A 'partially free' outcome would be contrary to the Australian government's obligations under Article XXIV of GATT. Also, at the start of a negotiation with a trading partner an official scoping study based on a partial result might be considered to be 'leading with your chin'.
Before you launch into ad-hominem arguments about the bona fides of the economists who created the models, you might want to think a bit more carefully about what their clients (the Australian government) are trying to achieve with this 'joint study' and what role such models of ambitious outcomes might play, not only in revealing some things about the structure of a better 'integrated' Japan-Australia economy but also in the political economy of trade negotiation.
Posted by: Peter Gallagher | August 14, 2006 at 04:52 AM
You missed the point, Peter.
My point is that the public should not rely on preliminary economic analysis based upon full liberalisation models as expected gains.
Of course, a government should undertake an economic analysis to see the possible economic benefits (and detriments) of an FTA. They should also start with a full liberalization model. They should also, as the negotiations proceed, at least privately revise the model to anticipate reasonable gains. This is undisputed.
My objection comes when the initial studies based on full liberalisation is sold to the public as the expected (emphasis) gains. All the newspapers have sold it in such a manner, as has the Minister for Trade. The Australian government also states on its website:
'The model with the most conservative estimate concluded that in the next twenty years:
• The present value of GDP gains to Australia would be $A38.7 billion, with consumption gains (as an indicator of welfare gains) of $A19.4 billion.
• Japan's GDP gains would be worth $A27.4 billion (around ¥2.2 trillion), with consumption gains of $A68.3 billion (around ¥5.6 trillion).
By 2020, Australia's GDP would be 0.7 per cent greater than would otherwise be the case, and Japan's would be 0.03 per cent larger.'
I also note that in the one page link I provided in my intial post, the government quotes these figures (by stating Australia/Japan’s economy will be ‘boosted’) three times.
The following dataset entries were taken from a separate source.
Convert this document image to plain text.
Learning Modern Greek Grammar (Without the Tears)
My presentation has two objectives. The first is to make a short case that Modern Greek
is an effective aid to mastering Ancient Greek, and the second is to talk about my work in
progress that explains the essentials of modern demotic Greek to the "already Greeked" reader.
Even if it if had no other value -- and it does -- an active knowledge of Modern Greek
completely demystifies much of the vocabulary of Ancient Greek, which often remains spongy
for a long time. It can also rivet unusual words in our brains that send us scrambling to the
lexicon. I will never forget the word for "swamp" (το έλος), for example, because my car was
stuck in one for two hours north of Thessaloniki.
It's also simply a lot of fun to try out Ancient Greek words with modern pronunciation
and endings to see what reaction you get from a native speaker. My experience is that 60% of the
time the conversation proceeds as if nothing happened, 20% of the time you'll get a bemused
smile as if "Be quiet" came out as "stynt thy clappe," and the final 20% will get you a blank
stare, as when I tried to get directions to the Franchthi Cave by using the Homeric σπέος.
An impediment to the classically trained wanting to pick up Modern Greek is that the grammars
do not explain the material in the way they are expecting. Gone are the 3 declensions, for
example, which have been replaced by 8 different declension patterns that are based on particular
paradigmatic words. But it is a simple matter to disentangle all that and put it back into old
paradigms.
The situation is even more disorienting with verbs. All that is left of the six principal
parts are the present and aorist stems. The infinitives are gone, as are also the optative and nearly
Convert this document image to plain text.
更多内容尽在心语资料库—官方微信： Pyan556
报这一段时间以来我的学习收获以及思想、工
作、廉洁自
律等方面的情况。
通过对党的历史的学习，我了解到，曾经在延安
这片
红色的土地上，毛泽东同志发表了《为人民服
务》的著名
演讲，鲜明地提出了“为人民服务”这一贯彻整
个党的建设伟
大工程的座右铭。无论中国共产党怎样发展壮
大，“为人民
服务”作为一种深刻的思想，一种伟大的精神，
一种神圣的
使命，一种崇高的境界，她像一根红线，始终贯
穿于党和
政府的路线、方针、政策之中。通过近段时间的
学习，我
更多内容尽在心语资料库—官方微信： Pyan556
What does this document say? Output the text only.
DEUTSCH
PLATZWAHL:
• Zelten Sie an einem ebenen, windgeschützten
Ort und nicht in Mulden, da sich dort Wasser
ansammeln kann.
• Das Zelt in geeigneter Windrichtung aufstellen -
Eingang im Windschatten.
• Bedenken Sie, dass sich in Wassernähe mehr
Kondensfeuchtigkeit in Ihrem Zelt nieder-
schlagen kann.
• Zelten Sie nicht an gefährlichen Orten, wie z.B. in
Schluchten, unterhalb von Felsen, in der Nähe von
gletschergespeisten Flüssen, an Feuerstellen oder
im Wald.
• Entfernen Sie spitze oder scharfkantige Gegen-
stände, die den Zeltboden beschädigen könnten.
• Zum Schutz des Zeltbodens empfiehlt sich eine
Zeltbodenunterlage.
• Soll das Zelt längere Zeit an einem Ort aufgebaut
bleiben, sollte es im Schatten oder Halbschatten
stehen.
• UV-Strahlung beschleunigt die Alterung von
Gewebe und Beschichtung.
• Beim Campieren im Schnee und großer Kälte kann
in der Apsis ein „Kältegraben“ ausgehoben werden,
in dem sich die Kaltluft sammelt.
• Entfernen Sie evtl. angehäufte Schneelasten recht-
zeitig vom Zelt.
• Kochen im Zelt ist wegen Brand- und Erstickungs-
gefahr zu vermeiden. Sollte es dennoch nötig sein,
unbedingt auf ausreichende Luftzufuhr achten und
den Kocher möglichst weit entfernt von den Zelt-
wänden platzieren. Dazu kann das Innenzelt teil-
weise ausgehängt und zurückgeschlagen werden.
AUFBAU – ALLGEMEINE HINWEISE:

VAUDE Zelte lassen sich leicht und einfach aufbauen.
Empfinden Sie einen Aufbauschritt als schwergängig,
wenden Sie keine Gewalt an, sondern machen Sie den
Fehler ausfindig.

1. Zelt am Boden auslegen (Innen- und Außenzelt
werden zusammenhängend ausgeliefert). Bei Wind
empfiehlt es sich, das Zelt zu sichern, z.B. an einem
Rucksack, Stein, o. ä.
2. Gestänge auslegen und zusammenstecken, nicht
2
Three times in one page! It seems to me the government is selling these figures as the actual expected gains. I stand by my post that such statements are deceptive.
Additionally, in the process of packaging and marketing the scoping study as expected (emphasis) gains, the government also implicitly sells the study as unbiased and objective. It seems some countries do undertake objective analysis, the GAO in the US for instance. Peter seemingly admitted that some studies are not conducted at arms-length when he acknowledged that the individuals conducting the study take their ‘clients’ interests and direction into account. This, coupled with the fact that most studies are packaged as jointly authored by individuals from both parties, strengthens my point that these studies should not be relied upon as expected gains.
Finally, the point regarding Article XXIV is off-point and borderline ridiculous. What does Article XXIV have to do with a priminary scoping study when the final FTA will look nothing like the model used? Moreover, everyone reading this knows full well that Article XXIV is unclear (substantially all trade), unenforceable (zero condemned FTAs in the GATT?WTO due to consensus decision-making) and unstoppable regardless if FTAs technically comply (see all of the FTAs which exclude entire sectors, such as services).
Lastly, the question posed in my original post is a serious one and I would be keen to receive any information and tips.